If the root cause that was offered by the hospital was the only root cause they identified, then the investigation stopped too soon; at the immediate cause of death. If indeed that is all they found for an investigation into a loss of life, it would call into question their level of proficiency in conducting root cause analysis and complex problem-solving. For a loss of life, investigations should receive the highest level of rigor.
From anecdotal data I suspect the investigative methods in the healthcare industry may not be as developed and as rigorous as the methods we have in the nuclear industry. The goal of many of our laws and regulations in these and other industries is the same: to protect human life. These regulations require that we identify the root causes of significant issues and take actions to prevent recurrence. To identify the deepest-seated root causes in complex and highly regulated environments requires skill and experience in solving complex, human-centric problems.
As an exercise, let’s continue to explore this tragedy in PA. The bacteria in the equipment used to prepare the milk for those premature babies should be the starting point for further causal analysis. Here are some of the things we can do to investigate further.
- We could establish a list of all defenses (i.e. protocols, processes, procedures and physical barriers) that are in place to prevent bacteria and other pathogens from reaching babies with compromised immune systems. Each of those defenses must be evaluated to determine which ones failed to perform as expected, which ones were weak, which ones were not implemented correctly due to human error or other factors, and if there are missing defenses that should be in place based on best industry practices.
- We could search the hospital’s incident database and conduct an an analysis to determine if there are any negative trends in performance at the facility (i.e. a common cause analysis), such as other incidents involving exposure of patients to bacteria.
- We should be looking for more than one root cause. Highly regulated operating environments such as hospitals have many defenses in place to prevent tragedies such as this one. Because there are so many defenses in place to protect human life, we know that it takes a complex set of causes and significant contributing factors to create the perfect set of circumstances that get past all of the defenses. Translation: many things have to fail before an event as big as a fatality takes place.

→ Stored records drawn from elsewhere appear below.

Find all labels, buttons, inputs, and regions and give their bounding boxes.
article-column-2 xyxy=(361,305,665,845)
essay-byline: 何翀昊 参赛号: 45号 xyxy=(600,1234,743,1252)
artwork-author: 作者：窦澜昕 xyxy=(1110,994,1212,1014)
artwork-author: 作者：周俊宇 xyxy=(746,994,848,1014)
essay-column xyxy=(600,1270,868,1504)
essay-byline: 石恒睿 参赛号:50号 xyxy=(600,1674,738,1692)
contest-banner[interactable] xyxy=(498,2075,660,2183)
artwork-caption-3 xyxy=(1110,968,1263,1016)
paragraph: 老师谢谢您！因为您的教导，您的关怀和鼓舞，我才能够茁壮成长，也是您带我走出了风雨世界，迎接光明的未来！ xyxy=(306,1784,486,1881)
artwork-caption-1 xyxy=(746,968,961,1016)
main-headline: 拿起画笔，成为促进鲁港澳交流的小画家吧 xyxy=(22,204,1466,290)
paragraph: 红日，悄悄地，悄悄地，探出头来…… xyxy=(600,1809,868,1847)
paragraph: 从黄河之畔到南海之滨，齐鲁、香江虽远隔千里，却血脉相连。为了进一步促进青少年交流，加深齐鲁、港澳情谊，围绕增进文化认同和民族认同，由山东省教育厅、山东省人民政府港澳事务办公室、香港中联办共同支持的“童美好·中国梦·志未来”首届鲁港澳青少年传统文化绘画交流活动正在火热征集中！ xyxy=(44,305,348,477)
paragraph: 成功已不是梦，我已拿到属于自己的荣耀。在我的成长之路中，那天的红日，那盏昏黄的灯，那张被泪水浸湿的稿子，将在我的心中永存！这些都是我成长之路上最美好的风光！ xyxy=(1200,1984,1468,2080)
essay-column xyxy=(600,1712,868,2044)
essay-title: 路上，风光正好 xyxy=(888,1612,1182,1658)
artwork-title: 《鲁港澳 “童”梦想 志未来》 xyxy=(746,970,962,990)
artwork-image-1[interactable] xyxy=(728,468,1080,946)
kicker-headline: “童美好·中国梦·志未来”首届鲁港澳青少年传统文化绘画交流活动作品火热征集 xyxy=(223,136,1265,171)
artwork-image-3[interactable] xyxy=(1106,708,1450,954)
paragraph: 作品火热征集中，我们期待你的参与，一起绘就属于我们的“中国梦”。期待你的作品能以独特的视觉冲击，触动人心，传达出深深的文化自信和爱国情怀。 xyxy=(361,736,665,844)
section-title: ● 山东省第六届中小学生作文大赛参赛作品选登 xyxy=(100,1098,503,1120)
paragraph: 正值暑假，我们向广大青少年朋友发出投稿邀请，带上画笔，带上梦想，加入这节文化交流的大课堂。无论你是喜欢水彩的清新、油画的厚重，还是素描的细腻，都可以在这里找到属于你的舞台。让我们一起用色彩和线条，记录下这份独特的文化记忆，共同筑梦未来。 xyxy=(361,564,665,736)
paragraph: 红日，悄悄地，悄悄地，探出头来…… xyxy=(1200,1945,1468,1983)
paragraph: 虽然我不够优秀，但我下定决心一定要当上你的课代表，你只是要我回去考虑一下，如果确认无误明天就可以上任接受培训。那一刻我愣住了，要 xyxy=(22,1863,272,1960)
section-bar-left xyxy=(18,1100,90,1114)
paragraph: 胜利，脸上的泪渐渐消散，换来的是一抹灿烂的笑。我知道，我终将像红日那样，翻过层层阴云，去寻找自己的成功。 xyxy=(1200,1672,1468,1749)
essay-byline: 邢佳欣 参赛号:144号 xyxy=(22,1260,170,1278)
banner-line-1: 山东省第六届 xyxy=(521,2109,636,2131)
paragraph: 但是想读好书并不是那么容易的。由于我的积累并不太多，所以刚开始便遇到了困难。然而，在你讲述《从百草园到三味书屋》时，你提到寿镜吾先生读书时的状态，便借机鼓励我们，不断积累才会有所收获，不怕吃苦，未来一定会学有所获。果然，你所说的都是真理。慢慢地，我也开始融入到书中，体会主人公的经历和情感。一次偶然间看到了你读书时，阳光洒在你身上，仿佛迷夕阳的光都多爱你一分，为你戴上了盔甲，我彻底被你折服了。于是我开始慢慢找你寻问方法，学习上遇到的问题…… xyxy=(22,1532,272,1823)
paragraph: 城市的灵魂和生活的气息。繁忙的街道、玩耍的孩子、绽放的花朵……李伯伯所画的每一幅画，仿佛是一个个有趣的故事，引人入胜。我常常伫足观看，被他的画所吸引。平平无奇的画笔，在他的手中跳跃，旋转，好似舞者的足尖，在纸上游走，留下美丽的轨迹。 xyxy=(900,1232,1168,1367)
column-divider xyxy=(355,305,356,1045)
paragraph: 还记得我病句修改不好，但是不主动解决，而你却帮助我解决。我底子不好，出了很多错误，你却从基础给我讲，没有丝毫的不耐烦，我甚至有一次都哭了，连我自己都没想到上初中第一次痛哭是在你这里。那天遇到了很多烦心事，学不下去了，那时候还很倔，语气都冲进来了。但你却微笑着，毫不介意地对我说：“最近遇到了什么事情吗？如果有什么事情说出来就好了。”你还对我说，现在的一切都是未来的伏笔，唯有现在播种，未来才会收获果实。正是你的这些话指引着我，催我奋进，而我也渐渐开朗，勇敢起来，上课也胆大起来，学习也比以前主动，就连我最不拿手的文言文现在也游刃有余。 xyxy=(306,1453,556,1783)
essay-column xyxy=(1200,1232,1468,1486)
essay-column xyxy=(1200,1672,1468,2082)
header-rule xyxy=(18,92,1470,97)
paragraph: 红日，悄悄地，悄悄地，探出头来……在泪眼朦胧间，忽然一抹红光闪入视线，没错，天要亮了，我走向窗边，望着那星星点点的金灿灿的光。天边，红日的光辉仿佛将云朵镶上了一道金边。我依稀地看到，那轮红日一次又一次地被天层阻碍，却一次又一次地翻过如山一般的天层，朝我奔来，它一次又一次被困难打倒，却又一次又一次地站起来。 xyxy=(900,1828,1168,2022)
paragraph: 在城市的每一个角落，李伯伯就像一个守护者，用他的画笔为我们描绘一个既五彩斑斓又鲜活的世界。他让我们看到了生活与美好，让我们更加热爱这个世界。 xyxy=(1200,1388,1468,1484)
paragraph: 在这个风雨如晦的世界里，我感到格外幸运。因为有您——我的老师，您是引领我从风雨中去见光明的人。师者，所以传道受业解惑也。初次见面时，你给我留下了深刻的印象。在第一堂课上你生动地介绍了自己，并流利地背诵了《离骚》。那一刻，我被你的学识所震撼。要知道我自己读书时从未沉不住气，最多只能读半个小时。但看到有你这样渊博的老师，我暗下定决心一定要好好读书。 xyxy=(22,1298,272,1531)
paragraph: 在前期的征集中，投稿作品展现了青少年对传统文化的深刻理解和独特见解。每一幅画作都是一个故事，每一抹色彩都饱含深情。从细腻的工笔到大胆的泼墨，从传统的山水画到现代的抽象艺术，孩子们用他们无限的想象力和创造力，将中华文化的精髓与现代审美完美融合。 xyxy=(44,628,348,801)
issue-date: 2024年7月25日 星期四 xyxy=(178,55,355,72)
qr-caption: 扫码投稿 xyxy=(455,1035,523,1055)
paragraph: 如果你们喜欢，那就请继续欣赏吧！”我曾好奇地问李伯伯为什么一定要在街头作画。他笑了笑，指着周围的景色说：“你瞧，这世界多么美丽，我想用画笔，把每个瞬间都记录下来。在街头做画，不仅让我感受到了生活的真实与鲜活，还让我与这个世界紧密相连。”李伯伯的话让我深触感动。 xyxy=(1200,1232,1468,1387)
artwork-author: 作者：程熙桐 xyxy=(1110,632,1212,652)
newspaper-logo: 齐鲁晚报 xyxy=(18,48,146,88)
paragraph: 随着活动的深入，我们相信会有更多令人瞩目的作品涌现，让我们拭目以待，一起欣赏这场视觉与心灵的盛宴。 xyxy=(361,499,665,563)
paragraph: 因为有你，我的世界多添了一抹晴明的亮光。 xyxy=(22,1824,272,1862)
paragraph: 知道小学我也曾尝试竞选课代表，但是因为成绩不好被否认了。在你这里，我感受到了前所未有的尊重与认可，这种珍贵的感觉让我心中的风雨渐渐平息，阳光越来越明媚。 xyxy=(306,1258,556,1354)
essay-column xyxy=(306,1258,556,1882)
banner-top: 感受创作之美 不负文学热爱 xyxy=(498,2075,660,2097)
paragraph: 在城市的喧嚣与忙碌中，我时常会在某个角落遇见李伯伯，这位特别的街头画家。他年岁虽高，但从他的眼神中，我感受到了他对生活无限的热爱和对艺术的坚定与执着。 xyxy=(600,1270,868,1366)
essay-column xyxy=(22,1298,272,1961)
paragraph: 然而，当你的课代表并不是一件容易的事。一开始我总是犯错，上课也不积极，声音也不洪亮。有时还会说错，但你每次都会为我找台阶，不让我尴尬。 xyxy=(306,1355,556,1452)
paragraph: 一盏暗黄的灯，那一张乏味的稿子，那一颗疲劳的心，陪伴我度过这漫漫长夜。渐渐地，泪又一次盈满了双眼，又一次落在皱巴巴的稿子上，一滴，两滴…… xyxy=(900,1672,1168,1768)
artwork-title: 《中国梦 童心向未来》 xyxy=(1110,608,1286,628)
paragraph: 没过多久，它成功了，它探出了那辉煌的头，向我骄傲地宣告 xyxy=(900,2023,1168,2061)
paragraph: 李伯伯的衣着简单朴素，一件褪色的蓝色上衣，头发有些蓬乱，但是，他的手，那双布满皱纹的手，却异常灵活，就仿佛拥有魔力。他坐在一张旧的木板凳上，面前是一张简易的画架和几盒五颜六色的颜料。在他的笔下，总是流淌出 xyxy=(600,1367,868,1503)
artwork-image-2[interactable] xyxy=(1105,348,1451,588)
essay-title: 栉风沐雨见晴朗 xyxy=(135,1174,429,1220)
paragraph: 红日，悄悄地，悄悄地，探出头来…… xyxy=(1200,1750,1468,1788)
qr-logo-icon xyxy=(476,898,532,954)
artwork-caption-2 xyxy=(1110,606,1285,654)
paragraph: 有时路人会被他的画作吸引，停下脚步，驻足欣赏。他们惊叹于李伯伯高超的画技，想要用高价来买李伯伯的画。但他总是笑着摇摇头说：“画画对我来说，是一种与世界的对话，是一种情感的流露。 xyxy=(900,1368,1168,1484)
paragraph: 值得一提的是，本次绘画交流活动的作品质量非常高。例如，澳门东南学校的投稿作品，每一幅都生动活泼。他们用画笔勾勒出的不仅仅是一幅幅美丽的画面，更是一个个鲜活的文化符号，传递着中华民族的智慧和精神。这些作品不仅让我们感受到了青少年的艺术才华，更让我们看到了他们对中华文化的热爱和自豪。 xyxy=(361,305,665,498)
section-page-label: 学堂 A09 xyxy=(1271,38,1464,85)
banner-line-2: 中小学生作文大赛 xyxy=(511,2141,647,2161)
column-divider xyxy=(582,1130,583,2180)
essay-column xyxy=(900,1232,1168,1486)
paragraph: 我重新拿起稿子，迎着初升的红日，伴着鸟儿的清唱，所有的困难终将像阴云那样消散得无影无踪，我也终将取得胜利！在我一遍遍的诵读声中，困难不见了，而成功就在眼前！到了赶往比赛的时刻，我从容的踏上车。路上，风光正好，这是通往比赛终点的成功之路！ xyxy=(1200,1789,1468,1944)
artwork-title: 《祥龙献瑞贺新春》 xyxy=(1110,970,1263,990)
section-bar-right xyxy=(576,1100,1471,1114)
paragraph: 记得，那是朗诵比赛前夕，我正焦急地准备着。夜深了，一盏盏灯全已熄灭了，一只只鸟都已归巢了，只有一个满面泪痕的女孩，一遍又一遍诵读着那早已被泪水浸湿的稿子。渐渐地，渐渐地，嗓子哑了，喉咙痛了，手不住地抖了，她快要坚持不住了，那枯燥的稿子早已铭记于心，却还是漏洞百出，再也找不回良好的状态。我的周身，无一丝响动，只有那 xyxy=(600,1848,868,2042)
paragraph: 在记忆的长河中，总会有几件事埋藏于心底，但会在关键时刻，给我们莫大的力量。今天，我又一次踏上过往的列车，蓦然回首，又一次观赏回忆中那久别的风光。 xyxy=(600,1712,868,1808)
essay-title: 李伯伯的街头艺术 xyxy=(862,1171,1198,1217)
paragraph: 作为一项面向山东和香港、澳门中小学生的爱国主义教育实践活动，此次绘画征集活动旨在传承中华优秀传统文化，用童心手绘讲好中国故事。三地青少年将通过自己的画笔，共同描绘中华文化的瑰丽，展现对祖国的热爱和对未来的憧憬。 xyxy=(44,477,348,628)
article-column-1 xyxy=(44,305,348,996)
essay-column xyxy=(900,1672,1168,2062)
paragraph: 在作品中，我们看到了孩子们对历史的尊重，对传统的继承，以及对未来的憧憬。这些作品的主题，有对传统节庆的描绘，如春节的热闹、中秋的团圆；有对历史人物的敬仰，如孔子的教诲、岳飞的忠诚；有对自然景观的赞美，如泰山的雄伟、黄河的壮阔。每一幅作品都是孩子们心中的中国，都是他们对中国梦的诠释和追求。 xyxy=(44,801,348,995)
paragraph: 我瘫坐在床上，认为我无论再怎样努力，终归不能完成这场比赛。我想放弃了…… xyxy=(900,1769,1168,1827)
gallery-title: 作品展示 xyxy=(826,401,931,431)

- Another mantra of root cause analysis is that the deepest-seated root causes are the points of origin for many incidents, not just the single event we are investigating. We should be looking for root causes that explain what is happening beyond just what happened to those babies. There are deeper root causes that will continue to cause incidents in the future and have likely caused other incidents in the past (but previous investigations never identified them). In the case of the loss of human life, we cannot stop until those deepest-seated causes and significant contributing factors are found and eliminated.
It is a tragedy to lose a human life, much less three infants. Just think of how we would feel if it happened to us. It would be adding insult to injury if the investigations into those deaths did not identify the deepest-seated causes, and other (seemingly unrelated) tragedies were to take place.
The biggest motivating factor I can think of to develop the skills needed to conduct the most rigorous and effective root cause analyses possible is: to protect human life.